In der Gewissenserforschung durchforschen wir unser Leben nach den Erfahrungen und Gedanken und Zweifeln, die uns dazu verleiten, aufzuhören, statt wieder neu anzufangen.
Feier der Versöhnung
Gewissenserforschung
Wir suchen Trost und Sicherheit im Glauben. Wir nehmen es ernst mit den Glaubensübungen. Wir sind enttäuscht, dass sich unser Bemühen nicht zu lohnen scheint, oder wenn es keine Anerkennung findet.
Wir denken resigniert:
- Ich habe so oft gebetet;
- ich habe den Gottesdienst mitgefeiert;
- ich habe in der Heiligen Schrift gelesen.
Hat sich dadurch etwas in meinem Leben geändert?
Trotzdem bleiben meine Fragen und Zweifel.
Trotzdem kann ich Gottes Hilfe nicht spüren.
- Ich habe immer wieder dem anderen eine neue Chance gegeben;
- Ich habe es immer wieder noch einmal versucht,
mit ihm auszukommen; - Ich haben nachgegeben und nach Kompromissen gesucht;
Trotzdem fallen wir uns oft zur Last.
Trotzdem will einer immer Recht behalten.
‑ Kurze Orgelmeditation –
Liedruf Herr, erbarme dich 157
- Eltern haben ihren Kindern nach Möglichkeit alle Wünsche erfüllt;
Sie haben sie umsorgt und immer nur das Beste für sie gewollt.
Trotzdem gehen sie ihre eigenen Wege, ohne Dank.
- Ich arbeite zuverlässig, ich bin pünktlich;
- ich gebrauche nicht die Ellenbogen;
- ich helfe anderen, wenn sie nicht weiterkommen.
Warum honoriert und dankt mir das keiner?

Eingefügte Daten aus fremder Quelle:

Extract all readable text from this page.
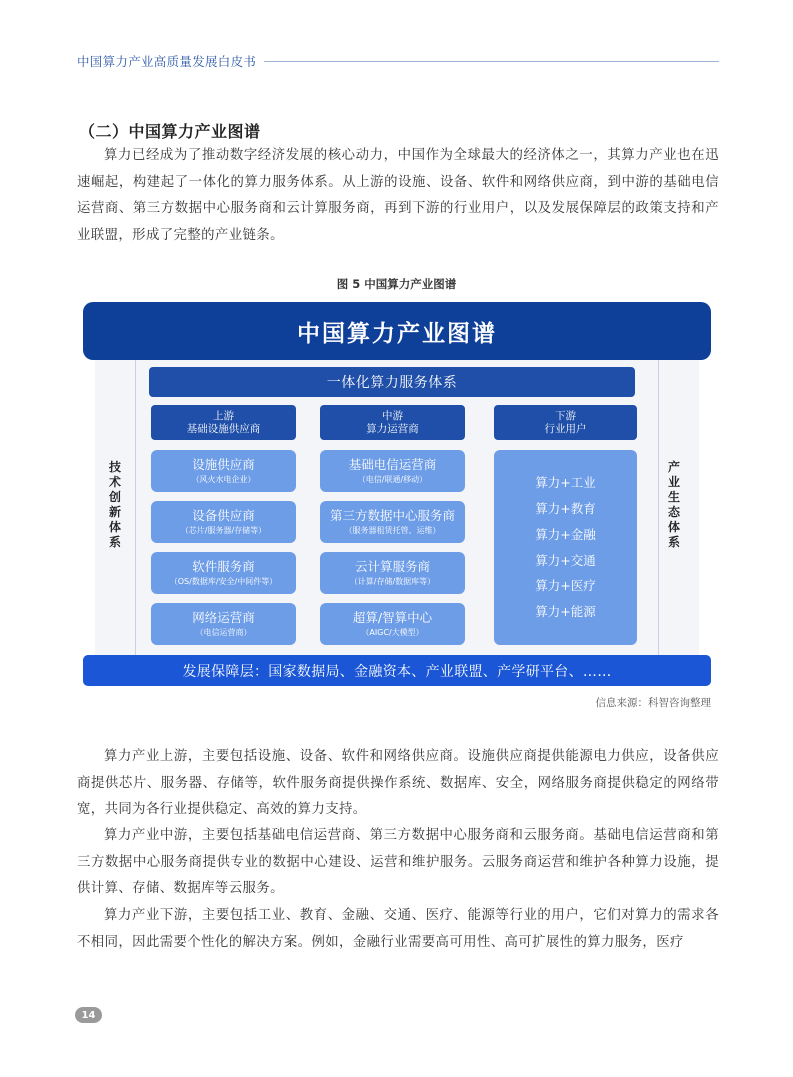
中国算力产业高质量发展白皮书
（二）中国算力产业图谱

算力已经成为了推动数字经济发展的核心动力，中国作为全球最大的经济体之一，其算力产业也在迅速崛起，构建起了一体化的算力服务体系。从上游的设施、设备、软件和网络供应商，到中游的基础电信运营商、第三方数据中心服务商和云计算服务商，再到下游的行业用户，以及发展保障层的政策支持和产业联盟，形成了完整的产业链条。

图 5 中国算力产业图谱
中国算力产业图谱
技术创新体系
产业生态体系
一体化算力服务体系
上游
基础设施供应商
中游
算力运营商
下游
行业用户
设施供应商
（风火水电企业）
设备供应商
（芯片/服务器/存储等）
软件服务商
（OS/数据库/安全/中间件等）
网络运营商
（电信运营商）
基础电信运营商
（电信/联通/移动）
第三方数据中心服务商
（服务器租赁托管、运维）
云计算服务商
（计算/存储/数据库等）
超算/智算中心
（AIGC/大模型）
算力+工业
算力+教育
算力+金融
算力+交通
算力+医疗
算力+能源
发展保障层：国家数据局、金融资本、产业联盟、产学研平台、……
信息来源：科智咨询整理

算力产业上游，主要包括设施、设备、软件和网络供应商。设施供应商提供能源电力供应，设备供应商提供芯片、服务器、存储等，软件服务商提供操作系统、数据库、安全，网络服务商提供稳定的网络带宽，共同为各行业提供稳定、高效的算力支持。

算力产业中游，主要包括基础电信运营商、第三方数据中心服务商和云服务商。基础电信运营商和第三方数据中心服务商提供专业的数据中心建设、运营和维护服务。云服务商运营和维护各种算力设施，提供计算、存储、数据库等云服务。

算力产业下游，主要包括工业、教育、金融、交通、医疗、能源等行业的用户，它们对算力的需求各不相同，因此需要个性化的解决方案。例如，金融行业需要高可用性、高可扩展性的算力服务，医疗

14
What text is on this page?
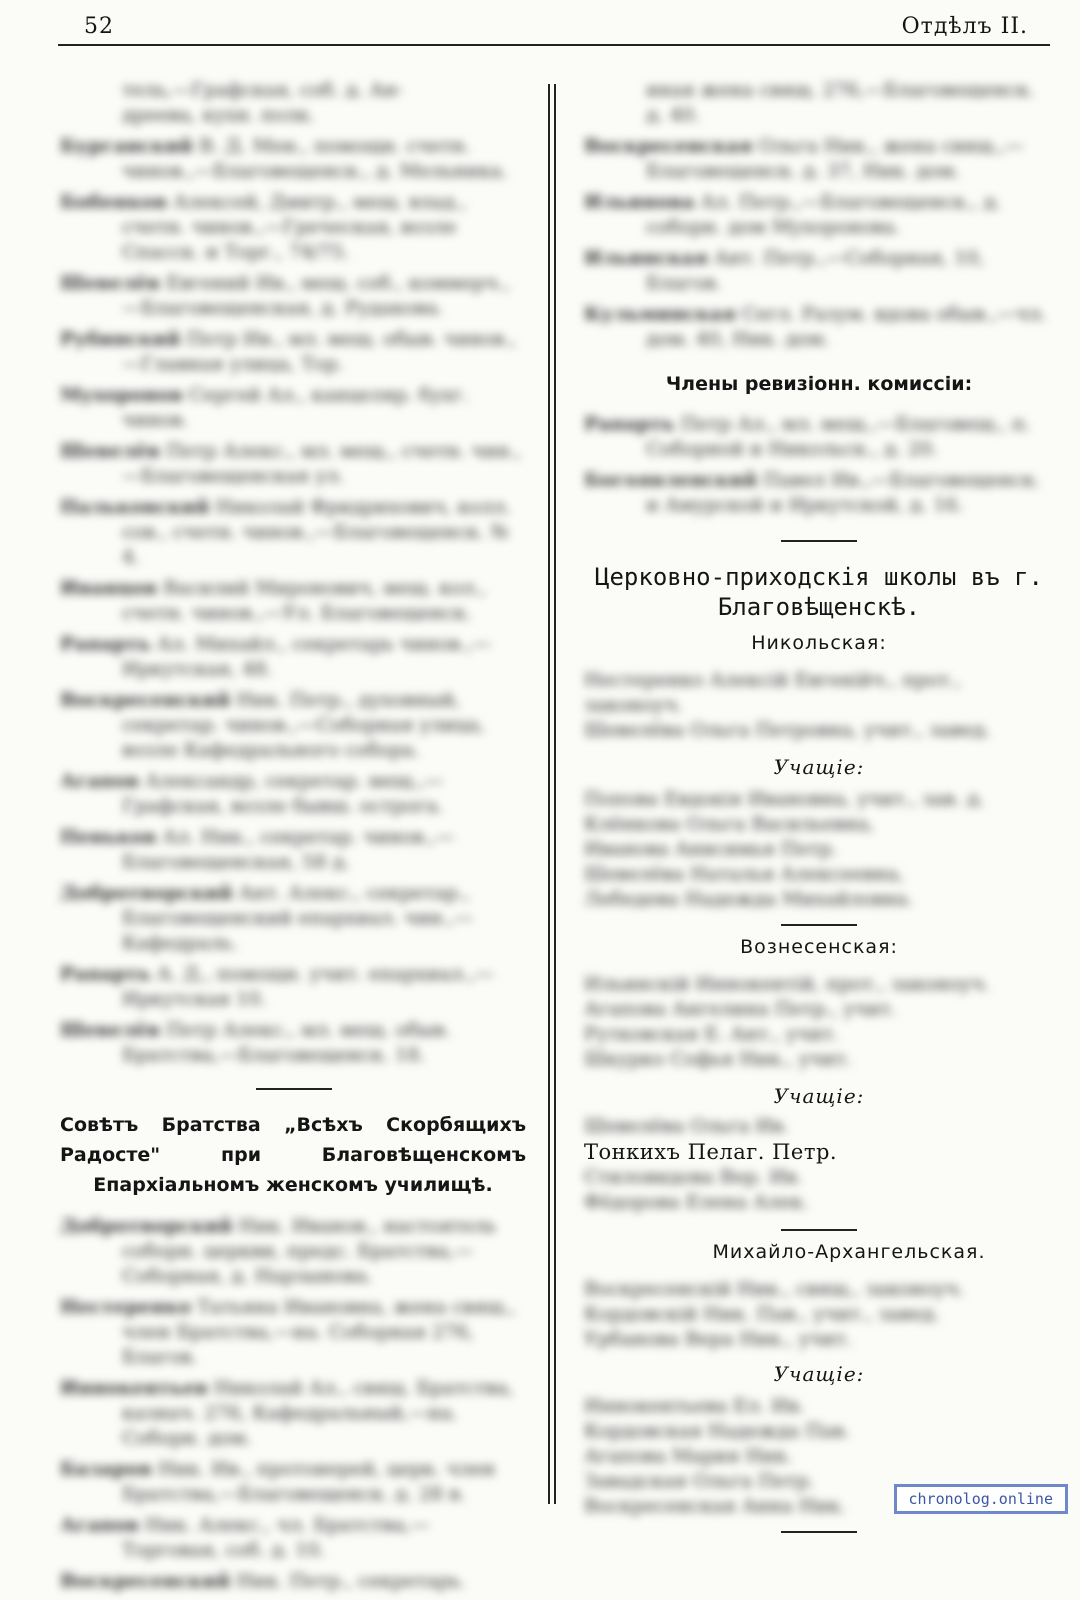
52	Отдѣлъ II.
тель,—Графская, соб. д. Ан-
дреева, кухн. полк.
Бурганский В. Д. Мен., помощн. счетн. чинов.,—Благовещенск., д. Мельника.
Бобенков Алексей, Дмитр., мещ. влад., счетн. чинов.,—Греческая, возле Спасск. и Торг., 74/75.
Шевелёв Евгений Ив., мещ. соб., коммерч.,—Благовещенская, д. Рудакова.
Рубинский Петр Ив., мл. мещ. обыв. чинов.,—Главная улица, Тор.
Мухоронов Сергей Ал., канцеляр. бухг. чинов.
Шевелёв Петр Алекс., мл. мещ., счетн. чин.,—Благовещенская ул.
Пальковский Николай Фридрихович, колл. сов., счетн. чинов.,—Благовещенск. № 4.
Иванцов Василий Миронович, мещ. кол., счетн. чинов.,—Ул. Благовещенск.
Рапарть Ал. Михайл., секретарь чинов.,—Иркутская, 48.
Воскресенский Ник. Петр., духовный, секретар. чинов.,—Соборная улица, возле Кафедрального собора.
Агапов Александр, секретар. мещ.,—Графская, возле бывш. острога.
Пеньков Ал. Ник., секретар. чинов.,—Благовещенская, 58 д.
Добротворский Ант. Алекс., секретар., Благовещенский епархиал. чин.,—Кафедраль.
Рапарть А. Д., помощн. учит. епархиал.,—Иркутская 10.
Шевелёв Петр Алекс., мл. мещ. обыв. Братства,—Благовещенск. 18.
Совѣтъ Братства „Всѣхъ Скорбящихъ Радосте" при Благовѣщенскомъ Епархіальномъ женскомъ училищѣ.
Добротворский Ник. Иванов., настоятель соборн. церкви, предс. Братства,—Соборная, д. Нарзынова.
Нестеренко Татьяна Ивановна, жена свящ., член Братства,—на. Соборная 276, Благов.
Иннокентьев Николай Ал., свящ. Братства, казнач. 276, Кафедральный,—на. Соборн. дом.
Базаров Ник. Ив., протоиерей, церк. член Братства,—Благовещенск. д. 28 в.
Агапов Ник. Алекс., чл. Братства,—Торговая, соб. д. 10.
Воскресенский Ник. Петр., секретарь.
иная жена свящ. 276,—Благовещенск. д. 40.
Воскресенская Ольга Ник., жена свящ.,—Благовещенск. д. 37, Ник. дом.
Ильинова Ал. Петр.,—Благовещенск., д. соборн. дом Мухоронова.
Ильинская Ант. Петр.,—Соборная, 10, Благов.
Кульминская Сегл. Разум. вдова обыв.,—чл. дом. 40, Ник. дом.
Члены ревизіонн. комиссіи:
Рапарть Петр Ал., мл. мещ.,—Благовещ., п. Соборной и Никольск., д. 20.
Богоявленский Павел Ив.,—Благовещенск. и Амурской и Иркутской, д. 16.
Церковно-приходскія школы въ г. Благовѣщенскѣ.
Никольская:
Нестеренко Алексій Евгенійч., прот., законоуч.
Шевелёва Ольга Петровна, учит., завед.
Учащіе:
Попова Евдокія Ивановна, учит., зав. д.
Клёнкова Ольга Васильевна,
Иванова Анисимья Петр.
Шевелёва Наталья Алексеевна,
Лебедева Надежда Михайловна.
Вознесенская:
Ильинскій Иннокентій, прот., законоуч.
Агапова Ангелина Петр., учит.
Рутковская Е. Ант., учит.
Шкурко Софья Ник., учит.
Учащіе:
Шевелёва Ольга Ив.
Тонкихъ Пелаг. Петр.
Стиловидова Вер. Ив.
Фёдорова Елена Алек.
Михайло-Архангельская.
Воскресенскій Ник., свящ., законоуч.
Кордовскій Ник. Пав., учит., завед.
Урбанова Вера Ник., учит.
Учащіе:
Иннокентьева Ел. Ив.
Кордовская Надежда Пав.
Агапова Мария Ник.
Завадская Ольга Петр.
Воскресенская Анна Ник.	chronolog.online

Ich muss oft sehen, wie andere sich durchsetzen und ich das Nachsehen habe.
- Ich werfe meine Abfälle in den Mülleimer;
- ich sortiere Glas und Papier zur Wiederverwertung aus;
- ich gehe sparsam mit Energie um.
Nützt das eigentlich etwas? Bin ich nicht die einzige weit und breit?
Mein bisschen fällt doch gar nicht ins Gewicht.

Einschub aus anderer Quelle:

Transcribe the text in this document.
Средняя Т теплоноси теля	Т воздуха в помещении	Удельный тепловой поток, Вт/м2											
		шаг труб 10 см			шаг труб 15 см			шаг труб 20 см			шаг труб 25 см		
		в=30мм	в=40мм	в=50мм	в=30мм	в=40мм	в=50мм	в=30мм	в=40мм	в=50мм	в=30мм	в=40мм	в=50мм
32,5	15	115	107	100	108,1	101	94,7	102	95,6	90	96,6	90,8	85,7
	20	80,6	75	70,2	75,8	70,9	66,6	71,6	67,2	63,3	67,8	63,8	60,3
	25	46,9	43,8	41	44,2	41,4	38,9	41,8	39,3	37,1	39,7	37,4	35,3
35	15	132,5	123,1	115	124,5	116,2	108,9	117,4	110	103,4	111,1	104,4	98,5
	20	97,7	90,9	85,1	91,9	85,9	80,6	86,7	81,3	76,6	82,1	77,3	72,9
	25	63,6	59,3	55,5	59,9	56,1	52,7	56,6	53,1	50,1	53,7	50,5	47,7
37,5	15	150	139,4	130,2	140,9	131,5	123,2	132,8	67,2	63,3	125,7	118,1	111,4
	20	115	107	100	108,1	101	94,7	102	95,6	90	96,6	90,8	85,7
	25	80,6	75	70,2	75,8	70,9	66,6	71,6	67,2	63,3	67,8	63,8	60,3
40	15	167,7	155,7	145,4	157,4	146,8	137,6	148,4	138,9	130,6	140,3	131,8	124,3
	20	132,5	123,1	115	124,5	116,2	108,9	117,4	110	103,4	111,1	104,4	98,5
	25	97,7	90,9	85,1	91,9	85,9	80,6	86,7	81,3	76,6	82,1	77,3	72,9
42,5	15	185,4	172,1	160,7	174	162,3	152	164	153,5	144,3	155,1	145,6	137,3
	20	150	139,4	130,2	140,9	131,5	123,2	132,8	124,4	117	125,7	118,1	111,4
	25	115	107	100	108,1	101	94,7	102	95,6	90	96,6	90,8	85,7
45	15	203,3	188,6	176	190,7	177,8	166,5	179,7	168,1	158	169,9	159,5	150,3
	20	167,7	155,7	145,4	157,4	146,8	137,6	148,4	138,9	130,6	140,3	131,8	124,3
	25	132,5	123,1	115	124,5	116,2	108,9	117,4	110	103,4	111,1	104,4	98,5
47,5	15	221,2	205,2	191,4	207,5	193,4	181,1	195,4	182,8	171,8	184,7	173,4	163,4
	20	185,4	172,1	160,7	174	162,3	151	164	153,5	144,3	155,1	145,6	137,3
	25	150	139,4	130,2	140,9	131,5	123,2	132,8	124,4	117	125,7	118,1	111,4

- Ich nehme als Autofahrer Rücksicht auf Radfahrer und Fußgänger.
- Ich halte mich an die Regeln im Verkehr.
- Älteren und Menschen mit Handicap lasse ich den Vortritt.
Nur selten ernte ich einen dankbaren Blick. Öfter grinsen die Leute über mich.
Kurze Orgelmeditation
Liedruf Herr, erbarme dich 157
- Wenn ich Sorgen habe und in Not bin, wende ich mich an Gott.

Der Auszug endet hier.